There were 3 rounds;

i. Written ( 20 each from quantitative aptitude, verbal ability and analytical aptitude + 30 technical questions) round was of 90 minutes total (60 for quant + 30 for technical) with individual cut offs.

ii. Group Discussion 

iii. Combined technical + HR interview

                 But one important round after written test, the “psychometric test” that is often called a non-eliminative round, is actually a silent killer I felt. Psychometric test asserts the personality of a student. And in my interview panel one panellist was especially dedicated for this. He would not ask you any question but silently judge you throughout the interview and compare your behaviour with your psychometric test results. If they find the test results mismatching with how you portray yourself during the interview they would simply dis-select you. So it is important to appear this seemingly unimportant and boring test very sincerely and honestly. 

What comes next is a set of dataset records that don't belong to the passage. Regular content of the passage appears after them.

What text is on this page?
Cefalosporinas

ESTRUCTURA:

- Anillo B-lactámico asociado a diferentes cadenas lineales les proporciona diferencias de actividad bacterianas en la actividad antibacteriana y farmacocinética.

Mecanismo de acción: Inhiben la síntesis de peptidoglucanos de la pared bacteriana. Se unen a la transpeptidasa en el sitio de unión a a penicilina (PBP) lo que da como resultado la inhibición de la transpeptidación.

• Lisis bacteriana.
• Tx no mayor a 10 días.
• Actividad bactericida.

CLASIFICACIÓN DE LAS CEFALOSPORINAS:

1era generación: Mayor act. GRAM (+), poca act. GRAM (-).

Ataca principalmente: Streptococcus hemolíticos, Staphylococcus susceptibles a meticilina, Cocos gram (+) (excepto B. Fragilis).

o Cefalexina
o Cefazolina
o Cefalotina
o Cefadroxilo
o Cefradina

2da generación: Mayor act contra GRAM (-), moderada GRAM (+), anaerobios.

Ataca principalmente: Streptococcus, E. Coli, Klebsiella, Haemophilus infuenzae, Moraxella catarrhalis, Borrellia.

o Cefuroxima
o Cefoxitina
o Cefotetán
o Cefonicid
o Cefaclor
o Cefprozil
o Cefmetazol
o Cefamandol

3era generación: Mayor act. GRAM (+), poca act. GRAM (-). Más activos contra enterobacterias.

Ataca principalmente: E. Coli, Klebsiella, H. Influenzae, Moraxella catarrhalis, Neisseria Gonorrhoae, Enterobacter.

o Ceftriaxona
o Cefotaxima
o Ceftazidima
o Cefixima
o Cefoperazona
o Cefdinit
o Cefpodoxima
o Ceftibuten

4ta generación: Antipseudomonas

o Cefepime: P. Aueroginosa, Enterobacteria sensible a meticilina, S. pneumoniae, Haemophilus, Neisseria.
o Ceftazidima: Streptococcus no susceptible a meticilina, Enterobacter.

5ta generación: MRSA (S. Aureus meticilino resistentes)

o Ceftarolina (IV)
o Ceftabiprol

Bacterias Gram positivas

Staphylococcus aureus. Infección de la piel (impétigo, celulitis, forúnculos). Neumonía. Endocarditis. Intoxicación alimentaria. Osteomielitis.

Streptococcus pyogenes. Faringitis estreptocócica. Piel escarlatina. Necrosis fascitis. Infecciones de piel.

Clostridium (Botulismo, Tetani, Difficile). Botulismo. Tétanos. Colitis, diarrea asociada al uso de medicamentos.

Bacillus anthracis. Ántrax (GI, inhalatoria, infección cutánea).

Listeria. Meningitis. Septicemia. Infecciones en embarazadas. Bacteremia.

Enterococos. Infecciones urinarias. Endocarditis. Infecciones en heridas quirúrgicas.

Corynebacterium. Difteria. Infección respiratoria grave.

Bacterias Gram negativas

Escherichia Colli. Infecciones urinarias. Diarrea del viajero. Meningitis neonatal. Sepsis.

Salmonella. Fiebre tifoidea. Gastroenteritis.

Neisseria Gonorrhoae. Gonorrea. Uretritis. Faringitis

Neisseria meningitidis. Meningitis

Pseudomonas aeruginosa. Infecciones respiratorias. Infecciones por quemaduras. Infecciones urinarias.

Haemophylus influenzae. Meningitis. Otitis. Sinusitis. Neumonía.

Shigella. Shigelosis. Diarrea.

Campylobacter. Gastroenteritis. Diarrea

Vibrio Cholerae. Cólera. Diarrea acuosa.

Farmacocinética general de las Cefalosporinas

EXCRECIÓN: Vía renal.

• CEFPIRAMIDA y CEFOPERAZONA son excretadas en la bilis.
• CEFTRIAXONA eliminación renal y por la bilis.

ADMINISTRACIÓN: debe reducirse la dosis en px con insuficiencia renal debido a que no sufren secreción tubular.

Q: What preparations did you make to get through the written rounds?
I never felt very confident about the technical questions of the written round. But the assuring fact was no one did. And usually cut off of the technical section comes to a relatively lower mark which is achievable. So I focused more on the quantitative sections which this time bore 2/3rd of the total marks in the written test. 

Q: What preparations did you make to get through the GD round? 
In a small group I along with 2-3 other friends of mine were practising GD in the hostel. We practised in several unconventional situations by virtually creating them in my room. And those sessions really helped us. In fact another friend who was also a part of our small GD group got placed in Hero MotoCorp. 

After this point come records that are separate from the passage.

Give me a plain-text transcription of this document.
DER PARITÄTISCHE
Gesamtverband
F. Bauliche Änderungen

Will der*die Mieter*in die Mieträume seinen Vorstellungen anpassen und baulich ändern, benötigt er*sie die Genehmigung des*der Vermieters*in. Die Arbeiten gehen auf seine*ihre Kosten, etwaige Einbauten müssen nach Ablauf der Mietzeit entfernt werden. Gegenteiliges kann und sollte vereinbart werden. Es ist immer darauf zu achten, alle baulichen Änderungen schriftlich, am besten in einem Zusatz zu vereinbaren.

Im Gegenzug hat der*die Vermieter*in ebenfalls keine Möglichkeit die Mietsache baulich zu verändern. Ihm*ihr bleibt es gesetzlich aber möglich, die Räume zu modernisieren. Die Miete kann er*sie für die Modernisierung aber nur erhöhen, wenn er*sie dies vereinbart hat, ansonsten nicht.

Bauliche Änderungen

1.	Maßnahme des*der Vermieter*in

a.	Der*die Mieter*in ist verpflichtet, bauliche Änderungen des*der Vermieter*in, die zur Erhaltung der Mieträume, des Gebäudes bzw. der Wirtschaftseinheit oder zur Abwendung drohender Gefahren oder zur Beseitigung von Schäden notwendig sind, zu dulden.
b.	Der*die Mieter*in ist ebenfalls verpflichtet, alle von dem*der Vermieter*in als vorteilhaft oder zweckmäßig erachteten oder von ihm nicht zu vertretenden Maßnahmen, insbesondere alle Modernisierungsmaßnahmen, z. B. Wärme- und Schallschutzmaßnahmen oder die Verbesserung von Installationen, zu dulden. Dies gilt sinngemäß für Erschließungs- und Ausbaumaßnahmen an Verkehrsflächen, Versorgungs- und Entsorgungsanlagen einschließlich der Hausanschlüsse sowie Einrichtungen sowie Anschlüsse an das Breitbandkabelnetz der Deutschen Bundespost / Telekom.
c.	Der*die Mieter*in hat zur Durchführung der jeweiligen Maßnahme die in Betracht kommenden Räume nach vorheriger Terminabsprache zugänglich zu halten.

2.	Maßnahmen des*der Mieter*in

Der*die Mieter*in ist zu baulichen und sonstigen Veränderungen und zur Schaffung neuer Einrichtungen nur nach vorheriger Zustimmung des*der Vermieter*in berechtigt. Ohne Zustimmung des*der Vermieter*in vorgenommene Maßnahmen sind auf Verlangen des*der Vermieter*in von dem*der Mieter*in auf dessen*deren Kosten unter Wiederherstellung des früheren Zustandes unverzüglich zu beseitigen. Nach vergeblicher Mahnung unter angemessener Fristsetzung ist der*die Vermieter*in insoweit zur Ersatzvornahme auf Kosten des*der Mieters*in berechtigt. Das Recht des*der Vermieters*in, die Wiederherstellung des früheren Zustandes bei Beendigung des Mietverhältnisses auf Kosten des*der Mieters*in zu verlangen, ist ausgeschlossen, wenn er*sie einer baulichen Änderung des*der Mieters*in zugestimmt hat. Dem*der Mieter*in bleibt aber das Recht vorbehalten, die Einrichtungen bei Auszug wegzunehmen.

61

Q: What preparations did you make to get through the Interview round(s)?
My strongest points for the interview were my internship experiences at Maruti Suzuki, Gurgaon and Ingersoll Rand, Ahmedabad in 2nd and 3rd year summers respectively. I had used my training period in the best possible way to understand the technical as well as non-technical aspects of the functioning of their production segment. And to my surprise, the interviewers even went on asking questions like the practicalities of human resource management that I experienced during my training.  Apart from that I ensured that I was thorough with at least two of core subjects, a sound knowledge of automobile engineering. For the HR interview I had prepared many typical HR questions with answers much prior to any interview I had faced.

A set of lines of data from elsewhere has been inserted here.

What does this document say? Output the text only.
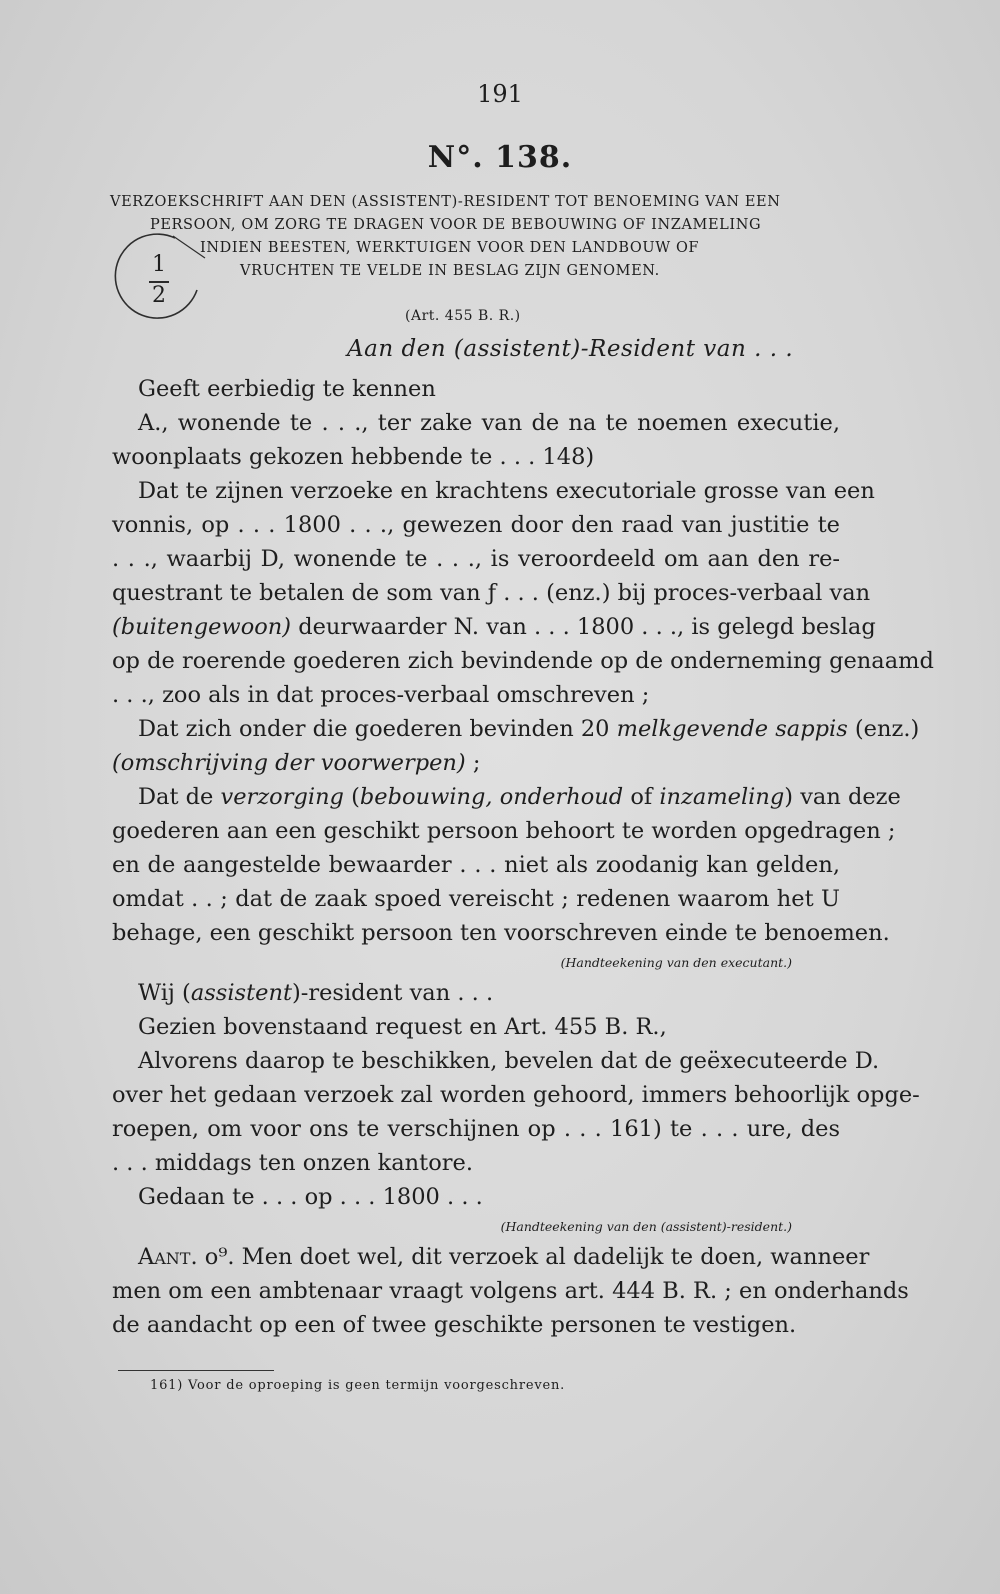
191
N°. 138.
VERZOEKSCHRIFT AAN DEN (ASSISTENT)-RESIDENT TOT BENOEMING VAN EEN
PERSOON, OM ZORG TE DRAGEN VOOR DE BEBOUWING OF INZAMELING
INDIEN BEESTEN, WERKTUIGEN VOOR DEN LANDBOUW OF
VRUCHTEN TE VELDE IN BESLAG ZIJN GENOMEN.
1
2
(Art. 455 B. R.)
Aan den (assistent)-Resident van . . .
Geeft eerbiedig te kennen
A., wonende te . . ., ter zake van de na te noemen executie,
woonplaats gekozen hebbende te . . . 148)
Dat te zijnen verzoeke en krachtens executoriale grosse van een
vonnis, op . . . 1800 . . ., gewezen door den raad van justitie te
. . ., waarbij D, wonende te . . ., is veroordeeld om aan den re-
questrant te betalen de som van ƒ . . . (enz.) bij proces-verbaal van
(buitengewoon) deurwaarder N. van . . . 1800 . . ., is gelegd beslag
op de roerende goederen zich bevindende op de onderneming genaamd
. . ., zoo als in dat proces-verbaal omschreven ;
Dat zich onder die goederen bevinden 20 melkgevende sappis (enz.)
(omschrijving der voorwerpen) ;
Dat de verzorging (bebouwing, onderhoud of inzameling) van deze
goederen aan een geschikt persoon behoort te worden opgedragen ;
en de aangestelde bewaarder . . . niet als zoodanig kan gelden,
omdat . . ; dat de zaak spoed vereischt ; redenen waarom het U
behage, een geschikt persoon ten voorschreven einde te benoemen.
(Handteekening van den executant.)
Wij (assistent)-resident van . . .
Gezien bovenstaand request en Art. 455 B. R.,
Alvorens daarop te beschikken, bevelen dat de geëxecuteerde D.
over het gedaan verzoek zal worden gehoord, immers behoorlijk opge-
roepen, om voor ons te verschijnen op . . . 161) te . . . ure, des
. . . middags ten onzen kantore.
Gedaan te . . . op . . . 1800 . . .
(Handteekening van den (assistent)-resident.)
Aant. o⁹. Men doet wel, dit verzoek al dadelijk te doen, wanneer
men om een ambtenaar vraagt volgens art. 444 B. R. ; en onderhands
de aandacht op een of twee geschikte personen te vestigen.
161) Voor de oproeping is geen termijn voorgeschreven.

Q: Any suggestions for the juniors?
I would say, “Never do a training just for a certificate.” Take your internships very seriously. Learn as much as possible. What technical project you do during the training is important, of course. But what you learn and gain during that period has got its own significance. Don’t waste any summer. Do not let your CGPA fall below 7.5 under any circumstances. And from behavioural point of view, your body language, speaking ability, expressions are all very important. Prepare for them from now on. If you find excuses, as why companies look for these soft skills, just know that someone who does not will get that job. Make group discussions a habit. Stay updated with the current affairs. Read newspaper every day at least for 10-15 minutes and make notes of them. Make yourself employable from the targeted company’s perspective. You must have done a good research about the company beforehand. And your perseverance will be your source of confidence during the interview. You have to deserve it.

               For mechanical engineers, remember that we do not have a subject on automobiles other than IC engines. But we are expected to have a good knowledge on this subject. Don’t just make it look like an asset of FSAE and BAJA people. Rather make it a point that you have to learn the basics by yourself even if you are not in these teams. This is particularly important from the fact that we expect 4-5 automotive companies in a typical placement season.